“Everything should be as simple as it can be, but not simpler” apocryphal quote attributed to Einstein.
“Among competing hypotheses, the one with the fewest assumptions should be selected.” Occam’s Razor.
We have all heard variations of the above quotes. I always strive to make my solutions as simple as possible so a non-technical audience can digest the findings. The following example is based (loosely!) on a real life analysis.
Choc Bars Inc (CBI) produces high end chocolate bars for a small but loyal customer base. CBI prides itself on producing top quality chocolate but like any company, it wishes to keep production costs low. The new CFO Mr McMoney believes that there are substantial economies of scale if each machine produces as many bars as possible. The engineers are skeptical that trying to get too much out of the machines could lead to higher maintenance costs. The company founder, Madame Chocolat, does not wholly disagree but she is more concerned that choco bar quality remains high.
I collected data from 100 CBI machines and surveyed customers too. I plotted cost against production to see if McMoney’s economies of scale theory played out in practice. I also layered on the customer survey data so Mme Chocolat could see if customers were satisfied with the choco bar quality.

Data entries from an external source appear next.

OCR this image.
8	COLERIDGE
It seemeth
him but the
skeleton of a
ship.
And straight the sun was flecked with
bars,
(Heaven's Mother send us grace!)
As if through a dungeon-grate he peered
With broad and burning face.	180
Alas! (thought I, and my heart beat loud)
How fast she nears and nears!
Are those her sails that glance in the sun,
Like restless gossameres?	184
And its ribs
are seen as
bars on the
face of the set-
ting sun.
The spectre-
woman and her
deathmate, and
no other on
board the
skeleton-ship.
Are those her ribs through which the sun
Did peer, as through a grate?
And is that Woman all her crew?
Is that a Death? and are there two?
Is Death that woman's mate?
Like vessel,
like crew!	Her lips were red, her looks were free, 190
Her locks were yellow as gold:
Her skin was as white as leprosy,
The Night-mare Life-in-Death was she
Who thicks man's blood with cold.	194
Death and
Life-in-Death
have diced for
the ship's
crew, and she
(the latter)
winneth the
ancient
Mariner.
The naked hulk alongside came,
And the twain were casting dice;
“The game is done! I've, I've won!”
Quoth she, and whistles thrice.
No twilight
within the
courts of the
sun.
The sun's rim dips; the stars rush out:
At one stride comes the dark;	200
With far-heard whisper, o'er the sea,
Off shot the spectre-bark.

There are clear opportunities for savings if production can be increased in some machines but there are diminishing returns apparent too once production increases beyond about 70ish bars per day. In this case all parties agreed that production could be increased in some machines without affecting product quality too much. Mme Chocolat also noted that machines producing the most bars per day led to lower quality products.
There was a board meeting coming up at the end of the quarter. McMoney wanted to present projected savings but there was some concern that board members are unfamiliar with loess models and this may distract from the findings. A loess model is basically a locally weighted regression model and this gif gives a wonderful visual explanation. To allay concerns, I built a tool with the same data which allowed the user to adjust where they felt the optimum point was and simple linear models were fit either side of the selected optimum.
The interactive tool gave the decision makers greater control and allowed them to interact with the data. McMoney had a rough rule-of-thumb for savings projections. Mme Chocolat pushed for a lower production target of 68 bars per day for each machine – beyond that point, quality is reduced. Of course this is a dummy example but it is inspired by a real life scenario. For example the data could be teaching costs, student/teacher ratio and student satisfaction – the numbers would change but the principle would be the same.